The European Society of Human Reproduction and Embryology (ESHRE) Annual Meeting took place in Vienna last week. Today we examine an interesting abstract on the effects of air pollution on fertility.
When you think of air pollution, what springs to mind?
Images of heavy London smog?
Hazy sunsets over Tokyo?
The belching chimneys of heavy industry?
Or highways of stationary vehicles all doing their best to warm the planet by a few degrees?
That all seems comfortably remote, but the truth is that air pollution has a significant impact on public health. In fact, poor air quality is the largest environmental risk to public health in the developed world.
For instance, in the UK alone, a 2010 report by the UK’s Environment Audit Committee considered that the cost of health impacts of air pollution was likely to exceed a sum in excess of $12Bn.
What’s the problem?
It is well known that long-term exposure to air pollution reduces life expectancy, due to cardiovascular, respiratory diseases and lung cancer.
However, short-term exposure over hours or days to elevated levels of air pollution can also cause a range of problems.

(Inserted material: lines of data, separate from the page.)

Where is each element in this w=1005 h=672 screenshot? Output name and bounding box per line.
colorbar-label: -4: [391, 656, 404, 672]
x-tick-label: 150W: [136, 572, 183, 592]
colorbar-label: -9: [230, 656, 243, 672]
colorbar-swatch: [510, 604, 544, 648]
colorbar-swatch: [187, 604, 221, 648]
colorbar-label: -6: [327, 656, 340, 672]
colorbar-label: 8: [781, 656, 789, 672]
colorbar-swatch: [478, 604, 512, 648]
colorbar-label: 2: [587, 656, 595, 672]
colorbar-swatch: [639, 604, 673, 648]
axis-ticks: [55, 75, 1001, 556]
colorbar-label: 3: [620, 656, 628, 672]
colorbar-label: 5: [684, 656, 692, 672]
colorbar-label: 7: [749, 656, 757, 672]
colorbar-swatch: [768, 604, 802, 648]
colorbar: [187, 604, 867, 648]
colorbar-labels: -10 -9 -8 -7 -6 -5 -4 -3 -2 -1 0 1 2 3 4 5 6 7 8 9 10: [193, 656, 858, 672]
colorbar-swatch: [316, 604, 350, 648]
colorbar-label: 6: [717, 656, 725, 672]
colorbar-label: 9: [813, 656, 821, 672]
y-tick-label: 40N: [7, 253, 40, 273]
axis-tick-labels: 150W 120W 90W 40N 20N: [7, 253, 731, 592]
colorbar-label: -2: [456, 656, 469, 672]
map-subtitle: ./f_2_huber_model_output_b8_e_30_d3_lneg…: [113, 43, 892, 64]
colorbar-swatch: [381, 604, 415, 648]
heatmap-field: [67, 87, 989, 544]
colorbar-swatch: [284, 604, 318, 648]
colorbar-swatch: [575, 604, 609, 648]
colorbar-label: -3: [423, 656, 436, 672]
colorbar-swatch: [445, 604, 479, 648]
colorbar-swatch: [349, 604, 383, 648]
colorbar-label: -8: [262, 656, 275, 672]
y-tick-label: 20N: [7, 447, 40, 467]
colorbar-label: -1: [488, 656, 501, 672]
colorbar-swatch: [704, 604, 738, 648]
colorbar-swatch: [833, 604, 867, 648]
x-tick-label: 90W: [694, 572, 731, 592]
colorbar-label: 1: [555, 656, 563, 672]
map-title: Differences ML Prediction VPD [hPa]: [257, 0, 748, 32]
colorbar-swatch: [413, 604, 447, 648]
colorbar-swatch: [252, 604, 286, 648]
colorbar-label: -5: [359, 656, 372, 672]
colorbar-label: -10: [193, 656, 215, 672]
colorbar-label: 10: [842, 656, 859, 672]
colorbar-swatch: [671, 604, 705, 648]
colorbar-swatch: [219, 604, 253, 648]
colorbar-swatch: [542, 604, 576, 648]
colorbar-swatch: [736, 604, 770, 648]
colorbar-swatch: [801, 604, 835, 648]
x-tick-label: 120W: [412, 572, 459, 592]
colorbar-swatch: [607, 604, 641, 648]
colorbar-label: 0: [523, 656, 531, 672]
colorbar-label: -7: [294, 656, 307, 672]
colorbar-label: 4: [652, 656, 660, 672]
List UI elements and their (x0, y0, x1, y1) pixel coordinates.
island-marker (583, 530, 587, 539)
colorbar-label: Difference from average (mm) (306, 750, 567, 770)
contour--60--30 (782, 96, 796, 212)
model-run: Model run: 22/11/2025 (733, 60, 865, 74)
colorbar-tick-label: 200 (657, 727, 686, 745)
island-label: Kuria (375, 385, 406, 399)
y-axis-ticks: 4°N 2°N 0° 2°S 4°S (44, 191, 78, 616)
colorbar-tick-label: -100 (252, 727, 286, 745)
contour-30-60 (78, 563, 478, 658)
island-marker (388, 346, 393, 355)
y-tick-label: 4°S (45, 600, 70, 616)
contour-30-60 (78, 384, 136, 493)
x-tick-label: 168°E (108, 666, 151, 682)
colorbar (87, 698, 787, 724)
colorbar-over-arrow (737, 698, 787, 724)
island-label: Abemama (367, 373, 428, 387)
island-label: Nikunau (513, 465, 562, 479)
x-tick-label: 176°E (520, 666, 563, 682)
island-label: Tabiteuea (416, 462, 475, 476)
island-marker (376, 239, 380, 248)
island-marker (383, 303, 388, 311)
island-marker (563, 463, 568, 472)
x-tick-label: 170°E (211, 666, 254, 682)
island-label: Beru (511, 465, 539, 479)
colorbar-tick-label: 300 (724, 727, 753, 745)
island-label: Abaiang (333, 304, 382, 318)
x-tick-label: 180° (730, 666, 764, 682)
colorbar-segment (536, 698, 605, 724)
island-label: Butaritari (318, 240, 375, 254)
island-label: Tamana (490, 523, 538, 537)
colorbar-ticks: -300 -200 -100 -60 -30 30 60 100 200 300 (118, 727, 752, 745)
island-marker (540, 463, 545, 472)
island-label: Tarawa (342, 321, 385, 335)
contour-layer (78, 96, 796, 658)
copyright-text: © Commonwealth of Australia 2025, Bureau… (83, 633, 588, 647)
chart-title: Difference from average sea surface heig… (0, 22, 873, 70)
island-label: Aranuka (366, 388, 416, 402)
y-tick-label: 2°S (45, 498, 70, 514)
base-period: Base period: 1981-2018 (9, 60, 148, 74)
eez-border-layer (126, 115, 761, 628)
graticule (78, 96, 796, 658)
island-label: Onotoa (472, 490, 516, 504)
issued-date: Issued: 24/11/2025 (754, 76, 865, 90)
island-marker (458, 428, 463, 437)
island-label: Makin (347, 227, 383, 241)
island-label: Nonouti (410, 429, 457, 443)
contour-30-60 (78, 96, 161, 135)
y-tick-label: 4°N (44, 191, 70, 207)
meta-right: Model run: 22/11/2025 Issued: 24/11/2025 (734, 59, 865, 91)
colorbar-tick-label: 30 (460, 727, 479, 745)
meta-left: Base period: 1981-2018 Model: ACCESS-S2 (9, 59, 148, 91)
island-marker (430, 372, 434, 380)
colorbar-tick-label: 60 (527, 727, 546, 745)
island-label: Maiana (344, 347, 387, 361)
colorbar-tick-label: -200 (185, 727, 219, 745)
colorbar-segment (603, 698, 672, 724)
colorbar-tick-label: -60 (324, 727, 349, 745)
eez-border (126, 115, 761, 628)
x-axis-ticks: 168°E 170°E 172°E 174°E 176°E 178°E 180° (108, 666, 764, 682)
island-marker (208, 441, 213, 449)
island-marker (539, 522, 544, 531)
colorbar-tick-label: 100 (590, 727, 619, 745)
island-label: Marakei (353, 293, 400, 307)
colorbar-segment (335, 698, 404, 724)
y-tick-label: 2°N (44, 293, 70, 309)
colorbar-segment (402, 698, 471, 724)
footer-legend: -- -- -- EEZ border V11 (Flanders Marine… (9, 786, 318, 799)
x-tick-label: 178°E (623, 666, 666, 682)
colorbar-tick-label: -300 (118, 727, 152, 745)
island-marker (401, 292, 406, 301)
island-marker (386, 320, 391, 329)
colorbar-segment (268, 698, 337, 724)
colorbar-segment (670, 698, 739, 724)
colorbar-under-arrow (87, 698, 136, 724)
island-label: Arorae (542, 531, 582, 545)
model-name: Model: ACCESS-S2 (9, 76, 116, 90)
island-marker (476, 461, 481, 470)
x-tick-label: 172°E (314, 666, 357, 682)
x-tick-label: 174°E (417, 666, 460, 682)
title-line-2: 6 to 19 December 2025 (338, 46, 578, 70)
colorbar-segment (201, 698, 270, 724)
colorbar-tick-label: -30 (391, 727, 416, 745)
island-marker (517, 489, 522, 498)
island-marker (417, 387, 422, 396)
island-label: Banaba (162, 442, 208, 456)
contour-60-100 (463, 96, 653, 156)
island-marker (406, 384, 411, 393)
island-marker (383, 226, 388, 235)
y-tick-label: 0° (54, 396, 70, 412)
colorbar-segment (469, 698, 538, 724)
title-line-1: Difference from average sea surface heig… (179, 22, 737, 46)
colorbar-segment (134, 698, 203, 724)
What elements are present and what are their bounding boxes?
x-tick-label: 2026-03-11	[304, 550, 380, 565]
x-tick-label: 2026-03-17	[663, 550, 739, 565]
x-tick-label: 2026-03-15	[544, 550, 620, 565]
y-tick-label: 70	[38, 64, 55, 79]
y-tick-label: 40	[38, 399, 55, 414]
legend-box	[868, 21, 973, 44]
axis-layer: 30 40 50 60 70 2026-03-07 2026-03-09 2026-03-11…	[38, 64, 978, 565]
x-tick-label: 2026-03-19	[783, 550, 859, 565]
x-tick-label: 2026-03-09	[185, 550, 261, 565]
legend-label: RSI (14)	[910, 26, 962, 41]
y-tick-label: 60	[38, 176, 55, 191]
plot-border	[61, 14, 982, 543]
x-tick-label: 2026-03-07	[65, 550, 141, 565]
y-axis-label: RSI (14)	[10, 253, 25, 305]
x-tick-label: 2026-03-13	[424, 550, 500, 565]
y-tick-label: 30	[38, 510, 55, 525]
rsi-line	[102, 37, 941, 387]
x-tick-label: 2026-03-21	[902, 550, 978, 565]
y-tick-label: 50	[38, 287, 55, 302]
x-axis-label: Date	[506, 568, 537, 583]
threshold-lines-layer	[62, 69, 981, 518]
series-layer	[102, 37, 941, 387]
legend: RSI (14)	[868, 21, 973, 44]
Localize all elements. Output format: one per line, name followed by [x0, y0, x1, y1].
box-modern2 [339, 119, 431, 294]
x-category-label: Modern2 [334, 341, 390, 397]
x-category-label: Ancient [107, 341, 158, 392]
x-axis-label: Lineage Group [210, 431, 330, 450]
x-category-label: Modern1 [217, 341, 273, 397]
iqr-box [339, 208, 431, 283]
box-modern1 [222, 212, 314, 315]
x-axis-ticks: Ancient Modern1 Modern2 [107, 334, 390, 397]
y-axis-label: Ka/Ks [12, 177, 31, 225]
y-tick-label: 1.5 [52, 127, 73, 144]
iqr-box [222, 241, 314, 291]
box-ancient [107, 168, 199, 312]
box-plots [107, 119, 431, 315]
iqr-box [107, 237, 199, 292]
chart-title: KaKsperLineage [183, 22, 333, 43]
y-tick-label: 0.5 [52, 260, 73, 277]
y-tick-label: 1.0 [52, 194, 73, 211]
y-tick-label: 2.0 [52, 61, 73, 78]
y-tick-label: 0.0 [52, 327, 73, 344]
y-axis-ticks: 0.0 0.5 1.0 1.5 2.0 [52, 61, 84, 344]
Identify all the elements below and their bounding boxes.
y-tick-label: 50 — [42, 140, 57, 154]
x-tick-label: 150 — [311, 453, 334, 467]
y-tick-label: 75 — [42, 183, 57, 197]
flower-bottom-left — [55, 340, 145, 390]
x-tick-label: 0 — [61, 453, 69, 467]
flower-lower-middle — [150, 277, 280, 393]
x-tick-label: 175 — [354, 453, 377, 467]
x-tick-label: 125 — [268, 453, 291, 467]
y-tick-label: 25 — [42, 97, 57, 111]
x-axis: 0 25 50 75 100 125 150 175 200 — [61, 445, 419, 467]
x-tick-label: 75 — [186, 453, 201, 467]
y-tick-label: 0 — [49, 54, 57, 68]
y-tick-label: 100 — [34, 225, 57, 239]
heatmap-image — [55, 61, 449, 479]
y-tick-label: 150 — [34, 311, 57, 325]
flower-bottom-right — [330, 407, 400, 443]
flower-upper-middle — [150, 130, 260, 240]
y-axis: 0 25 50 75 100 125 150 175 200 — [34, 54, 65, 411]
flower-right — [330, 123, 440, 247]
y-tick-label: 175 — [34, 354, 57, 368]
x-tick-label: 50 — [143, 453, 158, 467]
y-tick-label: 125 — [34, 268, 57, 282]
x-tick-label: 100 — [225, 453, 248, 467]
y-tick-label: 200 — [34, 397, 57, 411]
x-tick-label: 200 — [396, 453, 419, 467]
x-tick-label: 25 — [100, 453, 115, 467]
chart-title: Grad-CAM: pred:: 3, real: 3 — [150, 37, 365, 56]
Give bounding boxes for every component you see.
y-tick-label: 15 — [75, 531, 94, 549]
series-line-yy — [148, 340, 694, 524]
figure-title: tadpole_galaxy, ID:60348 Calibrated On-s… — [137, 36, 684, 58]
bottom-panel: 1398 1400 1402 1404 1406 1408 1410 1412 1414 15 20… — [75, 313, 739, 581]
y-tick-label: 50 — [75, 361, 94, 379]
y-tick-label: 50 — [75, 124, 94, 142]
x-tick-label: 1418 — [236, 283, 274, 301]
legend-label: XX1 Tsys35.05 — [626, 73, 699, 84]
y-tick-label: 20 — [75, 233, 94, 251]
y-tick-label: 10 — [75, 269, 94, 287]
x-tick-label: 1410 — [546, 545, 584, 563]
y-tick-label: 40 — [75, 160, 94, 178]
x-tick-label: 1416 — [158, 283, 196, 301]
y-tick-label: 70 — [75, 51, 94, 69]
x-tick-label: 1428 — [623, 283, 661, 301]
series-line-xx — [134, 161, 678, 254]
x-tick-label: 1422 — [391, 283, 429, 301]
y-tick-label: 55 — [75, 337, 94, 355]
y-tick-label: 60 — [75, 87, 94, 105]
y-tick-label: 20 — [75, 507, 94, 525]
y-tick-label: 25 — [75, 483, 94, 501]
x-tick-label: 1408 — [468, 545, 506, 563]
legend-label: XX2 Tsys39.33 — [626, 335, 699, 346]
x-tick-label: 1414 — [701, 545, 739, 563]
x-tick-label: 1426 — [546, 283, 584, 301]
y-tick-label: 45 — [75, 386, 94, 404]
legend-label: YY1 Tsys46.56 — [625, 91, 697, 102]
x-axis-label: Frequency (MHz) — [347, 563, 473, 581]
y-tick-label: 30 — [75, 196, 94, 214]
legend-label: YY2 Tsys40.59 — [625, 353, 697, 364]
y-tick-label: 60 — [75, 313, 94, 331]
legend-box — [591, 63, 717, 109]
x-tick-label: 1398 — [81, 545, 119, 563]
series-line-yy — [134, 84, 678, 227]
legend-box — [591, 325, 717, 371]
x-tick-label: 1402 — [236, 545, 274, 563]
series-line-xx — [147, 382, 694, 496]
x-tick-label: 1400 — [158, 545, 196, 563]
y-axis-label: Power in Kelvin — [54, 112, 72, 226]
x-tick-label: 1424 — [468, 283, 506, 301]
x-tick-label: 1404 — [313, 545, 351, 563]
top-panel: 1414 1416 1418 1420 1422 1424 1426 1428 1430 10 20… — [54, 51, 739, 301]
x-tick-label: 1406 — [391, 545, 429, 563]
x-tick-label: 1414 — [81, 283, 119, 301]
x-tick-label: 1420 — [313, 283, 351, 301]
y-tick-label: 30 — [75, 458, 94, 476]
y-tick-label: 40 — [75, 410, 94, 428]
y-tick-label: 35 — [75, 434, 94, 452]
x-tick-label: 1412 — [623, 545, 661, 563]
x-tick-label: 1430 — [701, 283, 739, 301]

These include effects on lung function, exacerbation of asthma, increases in respiratory and cardiovascular hospital admissions and mortality.
What has this got to do with fertility?
According to a new study presented at ESHRE, high levels of air pollution can negatively affect ovarian reserve. Ovarian reserve refers to the number of resting follicles in the ovary and marks the potential female fertility.
We know that smoking is a form of pollution and has an adverse effect on fertility. The chemicals in smoke have the potential to disturb the creation and role of hormones, the all-important messenger molecules in the reproductive system.
The research
Researchers from the University of Modena, Italy, studied hormone measurements from more than 1300 Italian women over 10 years. They looked at the anti-Mullerian hormone (AMH), which is a hormone made by cells in the ovaries. This is a reliable marker of the ovarian reserve.
They compared AMH levels to patients’ age and the amount of air pollution at the patients’ residential addresses. Factors they considered included daily particulate matter (PM), which is produced by diesel-burning vehicles. They also looked at the level of nitrogen dioxide (NO2), a polluting gas that gets into the air from burning fuel.
The researchers found that AMH levels were lowered by both PM and NO2, and that this effect was not related to the age of the patients.
Professor Antonio La Marca, who led the study said, “The influence of age and smoking on AMH serum levels is now largely accepted. But a clear effect of environmental factors has not been demonstrated so far. The study confirms that independent of age, the higher the level of particulate matter and NO2, the lower the serum concentration of AMH. Living in an area associated with high levels of air pollutants in our study increased the risk of severely reduced ovarian reserve by a factor of 2 or 3.”
So a move to the country away from the smoke and smog, may indeed promote fertility and now we may know one of the scientific reasons why.